Perfect Storm — What Storm?

February 10, 2009
| Reprints

I wrote about the dire predictions of the healthcare IT talent shortage just a short nine months ago. My - how things have changed. And I do mean changed! You know the story. America was about to see huge chunks of its human capital wiped out by 72M baby boomers retiring at the rate of 16K people a day for years. Hey - that’s a lot of boomers!

I’m only guessing those metrics have changed and changed dramatically over the course of the past few months. We are hearing from candidates (like all or most of Americans) that are making drastic changes to the way they spend, save and yes – look at retirement given what has transpired in our economy, cities, neighborhoods and 401K accounts.
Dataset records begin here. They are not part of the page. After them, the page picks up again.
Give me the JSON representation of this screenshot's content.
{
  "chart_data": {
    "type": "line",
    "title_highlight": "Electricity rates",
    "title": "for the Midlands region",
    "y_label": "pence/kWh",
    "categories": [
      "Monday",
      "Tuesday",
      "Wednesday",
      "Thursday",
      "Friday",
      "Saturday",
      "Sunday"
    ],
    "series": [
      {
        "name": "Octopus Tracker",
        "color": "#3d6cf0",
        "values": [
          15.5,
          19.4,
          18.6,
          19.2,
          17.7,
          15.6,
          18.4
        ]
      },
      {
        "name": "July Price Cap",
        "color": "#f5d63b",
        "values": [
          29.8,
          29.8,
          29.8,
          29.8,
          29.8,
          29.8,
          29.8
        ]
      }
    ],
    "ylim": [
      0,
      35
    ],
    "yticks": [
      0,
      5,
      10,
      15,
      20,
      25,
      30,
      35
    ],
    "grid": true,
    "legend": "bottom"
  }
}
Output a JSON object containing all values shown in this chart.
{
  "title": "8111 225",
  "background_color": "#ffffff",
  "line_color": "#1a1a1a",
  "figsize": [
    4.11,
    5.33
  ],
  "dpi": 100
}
In some cases, and depending on the age and other financial details from some candidates, retirement in the near term is completely out of the question.
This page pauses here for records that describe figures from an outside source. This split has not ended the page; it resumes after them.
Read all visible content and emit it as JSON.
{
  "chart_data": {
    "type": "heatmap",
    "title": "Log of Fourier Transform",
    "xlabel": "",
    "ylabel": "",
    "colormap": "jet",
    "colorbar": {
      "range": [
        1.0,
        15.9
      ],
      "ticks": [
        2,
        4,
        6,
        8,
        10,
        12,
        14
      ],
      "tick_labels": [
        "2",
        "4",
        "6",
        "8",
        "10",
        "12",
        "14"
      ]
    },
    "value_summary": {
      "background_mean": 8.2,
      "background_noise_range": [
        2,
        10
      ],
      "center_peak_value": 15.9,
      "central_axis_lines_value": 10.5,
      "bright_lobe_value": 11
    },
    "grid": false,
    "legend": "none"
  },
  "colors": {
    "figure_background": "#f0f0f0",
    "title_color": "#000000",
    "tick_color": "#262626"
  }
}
However, there IS a silver lining here if you look hard enough. Let me provide some positive upside in all of this craziness:

  • Healthcare was one of the very few industries that added jobs in 2008 – to the tune of over 300,000 new jobs! That’s huge!
  • HCIT will get a big boost by the news of the economic stimulus bill that passed today!
  • EMR may finally get major traction across the healthcare sector as a result of the new stimulus package.
  • Many new jobs will be created to fill the demand in HCIT on the vendor side and in the CIO’s shop.
  • Like it or not – this new bill will continue to move the needle on healthcare spending as a percentage of the Gross Domestic Product here in the US. Good and bad – right?
  • We have the potential to create newer and better EMR and other technologies as private equity and venture capital companies invest more in the healthcare IT space.
  • If you are reading this blog – your services will probably be in high demand for as long as you want to stay in the workforce.
I know the economy is in the tank and people across America are hurting and I do not have my head in the sand – promise. I just try hard to always look for the silver lining. I do remain bullish about healthcare IT!
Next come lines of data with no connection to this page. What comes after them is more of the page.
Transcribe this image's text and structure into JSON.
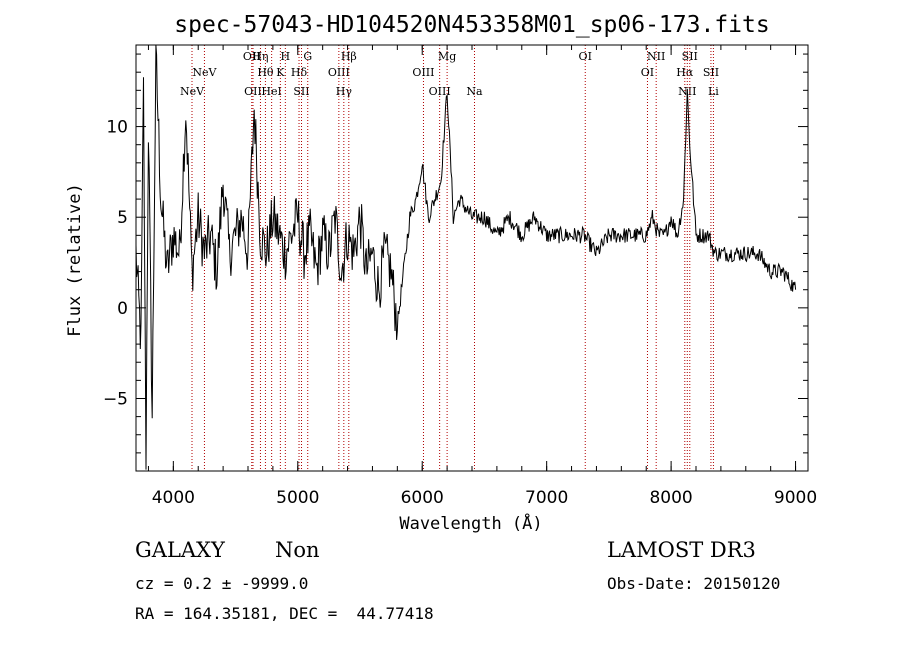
{
  "chart_data": {
    "type": "line",
    "title": "spec-57043-HD104520N453358M01_sp06-173.fits",
    "xlabel": "Wavelength (Å)",
    "ylabel": "Flux (relative)",
    "xlim": [
      3700,
      9100
    ],
    "ylim": [
      -9,
      14.5
    ],
    "xticks": [
      4000,
      5000,
      6000,
      7000,
      8000,
      9000
    ],
    "yticks": [
      -5,
      0,
      5,
      10
    ],
    "grid": false,
    "series": [
      {
        "values_x": [
          3700,
          3740,
          3760,
          3780,
          3800,
          3830,
          3860,
          3900,
          3950,
          4000,
          4050,
          4100,
          4150,
          4200,
          4250,
          4300,
          4350,
          4400,
          4450,
          4500,
          4550,
          4600,
          4650,
          4700,
          4750,
          4800,
          4850,
          4900,
          4950,
          5000,
          5050,
          5100,
          5150,
          5200,
          5250,
          5300,
          5350,
          5400,
          5450,
          5500,
          5550,
          5600,
          5650,
          5700,
          5750,
          5800,
          5850,
          5900,
          5950,
          6000,
          6050,
          6100,
          6150,
          6200,
          6250,
          6300,
          6400,
          6500,
          6600,
          6700,
          6800,
          6900,
          7000,
          7100,
          7200,
          7300,
          7400,
          7500,
          7600,
          7700,
          7800,
          7850,
          7900,
          7950,
          8000,
          8050,
          8100,
          8130,
          8150,
          8180,
          8200,
          8250,
          8300,
          8350,
          8400,
          8500,
          8600,
          8700,
          8800,
          8900,
          9000
        ],
        "values_y": [
          3,
          -2,
          12,
          -8,
          10,
          -6,
          14,
          6,
          2,
          4,
          3,
          11,
          2,
          5,
          3,
          4,
          2,
          7,
          3,
          4,
          5,
          3,
          11,
          4,
          3,
          5,
          4,
          3,
          4,
          5,
          3,
          4,
          2,
          4,
          3,
          5,
          2,
          4,
          3,
          5,
          2,
          3,
          1,
          3,
          2,
          -1,
          2,
          5,
          6,
          8,
          5,
          6,
          7,
          12,
          5,
          6,
          5,
          5,
          4,
          5,
          4,
          5,
          4,
          4,
          4,
          4,
          3,
          4,
          4,
          4,
          4,
          5,
          4,
          4,
          5,
          4,
          6,
          12,
          9,
          6,
          4,
          4,
          4,
          3,
          3,
          3,
          3,
          3,
          2,
          2,
          1
        ]
      }
    ],
    "line_markers": [
      {
        "x": 4150,
        "label": "NeV",
        "row": 3
      },
      {
        "x": 4250,
        "label": "NeV",
        "row": 2
      },
      {
        "x": 4630,
        "label": "OII",
        "row": 1
      },
      {
        "x": 4640,
        "label": "OII",
        "row": 3
      },
      {
        "x": 4700,
        "label": "Hη",
        "row": 1
      },
      {
        "x": 4740,
        "label": "Hθ",
        "row": 2
      },
      {
        "x": 4790,
        "label": "HeI",
        "row": 3
      },
      {
        "x": 4860,
        "label": "K",
        "row": 2
      },
      {
        "x": 4900,
        "label": "H",
        "row": 1
      },
      {
        "x": 5010,
        "label": "Hδ",
        "row": 2
      },
      {
        "x": 5030,
        "label": "SII",
        "row": 3
      },
      {
        "x": 5080,
        "label": "G",
        "row": 1
      },
      {
        "x": 5330,
        "label": "OIII",
        "row": 2
      },
      {
        "x": 5370,
        "label": "Hγ",
        "row": 3
      },
      {
        "x": 5410,
        "label": "Hβ",
        "row": 1
      },
      {
        "x": 6010,
        "label": "OIII",
        "row": 2
      },
      {
        "x": 6140,
        "label": "OIII",
        "row": 3
      },
      {
        "x": 6200,
        "label": "Mg",
        "row": 1
      },
      {
        "x": 6420,
        "label": "Na",
        "row": 3
      },
      {
        "x": 7310,
        "label": "OI",
        "row": 1
      },
      {
        "x": 7810,
        "label": "OI",
        "row": 2
      },
      {
        "x": 7880,
        "label": "NII",
        "row": 1
      },
      {
        "x": 8110,
        "label": "Hα",
        "row": 2
      },
      {
        "x": 8130,
        "label": "NII",
        "row": 3
      },
      {
        "x": 8150,
        "label": "SII",
        "row": 1
      },
      {
        "x": 8320,
        "label": "SII",
        "row": 2
      },
      {
        "x": 8340,
        "label": "Li",
        "row": 3
      }
    ]
  },
  "footer": {
    "object_class": "GALAXY",
    "subclass": "Non",
    "cz": "cz = 0.2 ± -9999.0",
    "radec": "RA = 164.35181, DEC =  44.77418",
    "survey": "LAMOST DR3",
    "obs_date": "Obs-Date: 20150120"
  }
}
Now… did someone mention a storm?




No doubt, we as a country adopted both an entitlement culture and we were also a nation of pure consumption for the past fews years (maybe longer). Using our homes as an ATM machine was never a good strategy and thet is excatly what many Americans did. Now, we are all making a personal "correction" to our spending and saving habits - which is not all bad. I do think that the meltdown was going to happen and sooner is probably better than later as the situation, while challenging today, could have been a lot worse if our old habits had continued for another 5 or 10 years. It is time to pay the piper and we will get thru this. Being in HCIT is truly a good thing from my perspective!

“candidates (like all or most of Americans) that are making drastic changes to the way they spend, save”

Tim, thanks for another great post. I think the most important thing people can take away from it is in your line above. At the core of the current crisis is that fact that America, and probably most of the world, had adopted an entitlement culture, evidenced best by people that buy homes and cars they can’t afford because they feel they “deserve” them, whatever that means. People that live beyond their means are playing Russian Roulette, and those that live just up to them are like those with their mouths peeking above the water line; the slightest ripple causes panic. How many of our reader are having trouble sleeping because they can’t curb their appetites, even in the noble case of wanting to do everything for their children? No job is completely secure, and while there is often little that can be done to increase income (in a tough job market like this) there is always something that can be done to reduce expenses, and thus the burden one has to bear. All of us have been asked to cut our budgets. We find this a bit unpleasant, but part of doing our jobs. Yet how many of us have brought this exercise home and had the tough talk with our spouses and children? While the process might be unpleasant, that night’s sleep will be sounder than any you’ve had in months.